ABSTRACT Carbapenems are a mainstay of treatment for infections caused by Pseudomonas aeruginosa. Carbapenem resistance mediated by metallo-β-lactamases (MBLs) remains uncommon in the United States, despite the worldwide emergence of this group of enzymes. Between March 2012 and May 2013, we detected MBL-producing P. aeruginosa in a university-affiliated health care system in northeast Ohio. We examined the clinical characteristics and outcomes of patients, defined the resistance determinants and structure of the genetic element harboring the blaMBL gene through genome sequencing, and typed MBL-producing P. aeruginosa isolates using pulsed-field gel electrophoresis (PFGE), repetitive sequence-based PCR (rep-PCR), and multilocus sequence typing (MLST). Seven patients were affected that were hospitalized at three community hospitals, a long-term-care facility, and a tertiary care center; one of the patients died as a result of infection. Isolates belonged to sequence type 233 (ST233) and were extensively drug resistant (XDR), including resistance to all fluoroquinolones, aminoglycosides, and β-lactams; two isolates were nonsusceptible to colistin.
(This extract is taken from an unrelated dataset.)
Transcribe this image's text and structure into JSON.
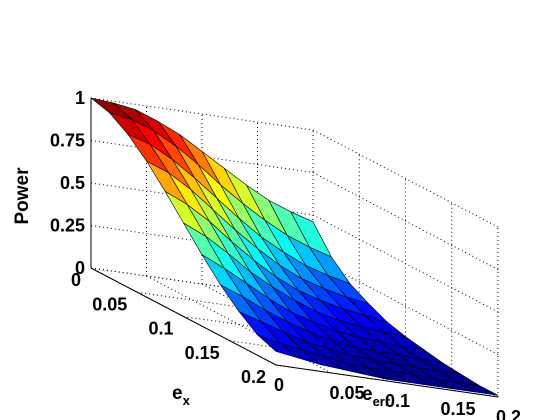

The blaMBL gene was identified as blaVIM-2 contained within a class 1 integron (In559), similar to the cassette array previously detected in isolates from Norway, Russia, Taiwan, and Chicago, IL. Genomic sequencing and assembly revealed that In559 was part of a novel 35-kb region that also included a Tn501-like transposon and Salmonella genomic island 2 (SGI2)-homologous sequences. This analysis of XDR strains producing VIM-2 from northeast Ohio revealed a novel recombination event between Salmonella and P. aeruginosa, heralding a new antibiotic resistance threat in this regions health care system.